Le passage du Nord Ouest est considéré comme allant, d’est en ouest, du détroit de Lancaster au détroit de Béring. Très tôt, il est apparu aux Européens comme une des dernières voix d’eau maritime à explorer. Des explorateurs comme Davis, Hudson ou Baffin ont reconnu la proximité du passage sur la partie est, de l’ouest au nord ouest du Groenland à la proximité de terre neuve. Béring et Cook, quant à eux, avaient levé une partie du mystère concernant le côté Pacifique. Il était déjà évident qu’une route pouvait exister au nord du continent américain et qu’elle permettrait de gagner énormément de distance entre les côtes de l’Europe et de l’Asie.

Dés le 19eme siècle, certains hommes se sont illustrés dans les expéditions polaires qui ont participé à la découverte du passage, repoussant très loin les limites de l’inconnue dans cet univers de glace.

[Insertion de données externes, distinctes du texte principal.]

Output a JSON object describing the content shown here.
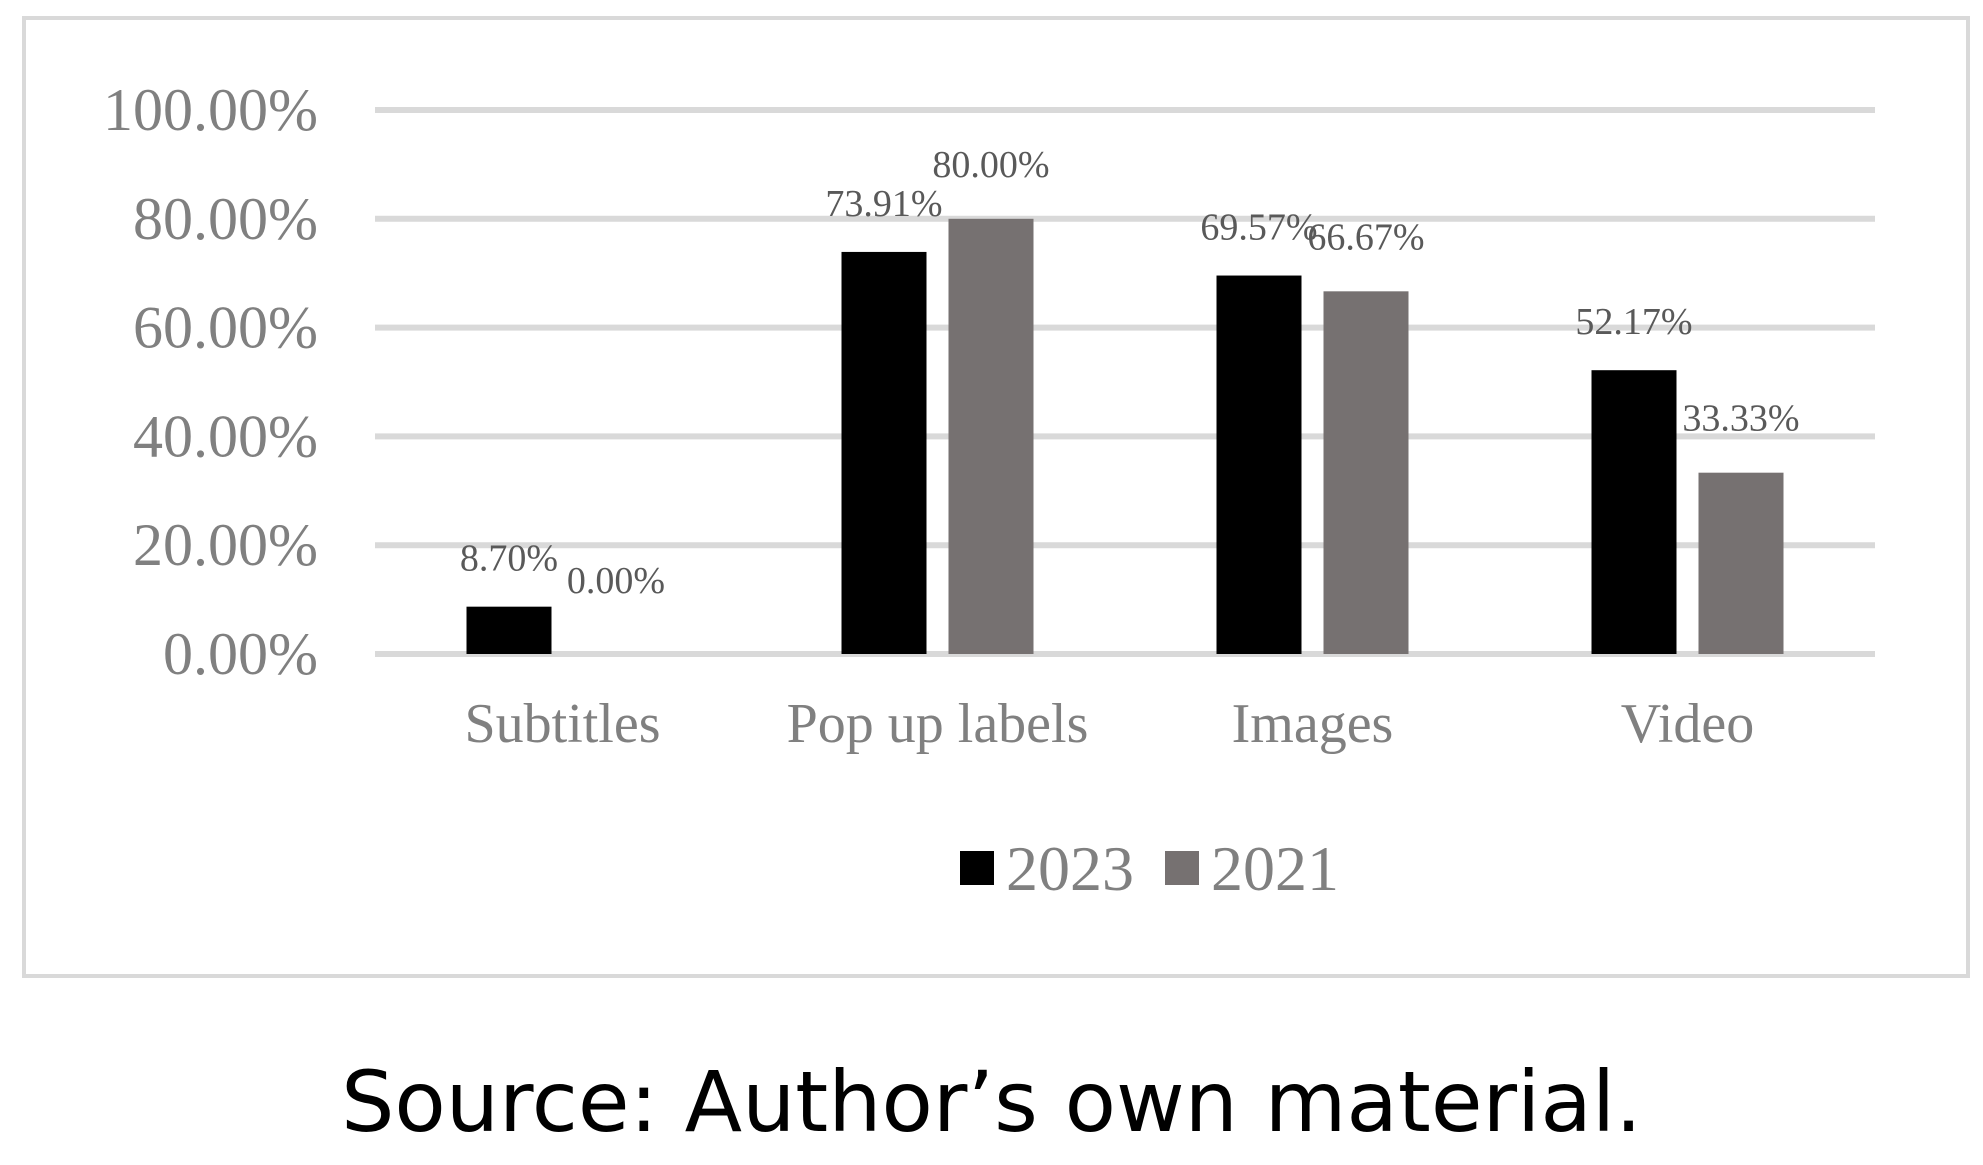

>> Edward Parry . 1819-1825.
Edouard Parry était reconnu pour sa fougue et son jeune âge (27ans) lorsque John Barrow, alors secrétaire de l’Amirauté anglaise, lui confie sa première expédition en Arctique. Il revient alors d’une expédition ou il était le second de John Ross. Cette expédition menée un an plus tôt, allait réunir de très jeunes hommes qui devaient s’illustrer plus tard dans la découverte des régions polaires : John Ross et son neveu James Clark Ross, John Franklin et son camarade Edouard Parry, Georges Back, William Beechey, autant de nom qui jalonnent aujourd’hui la carte de l’Arctique.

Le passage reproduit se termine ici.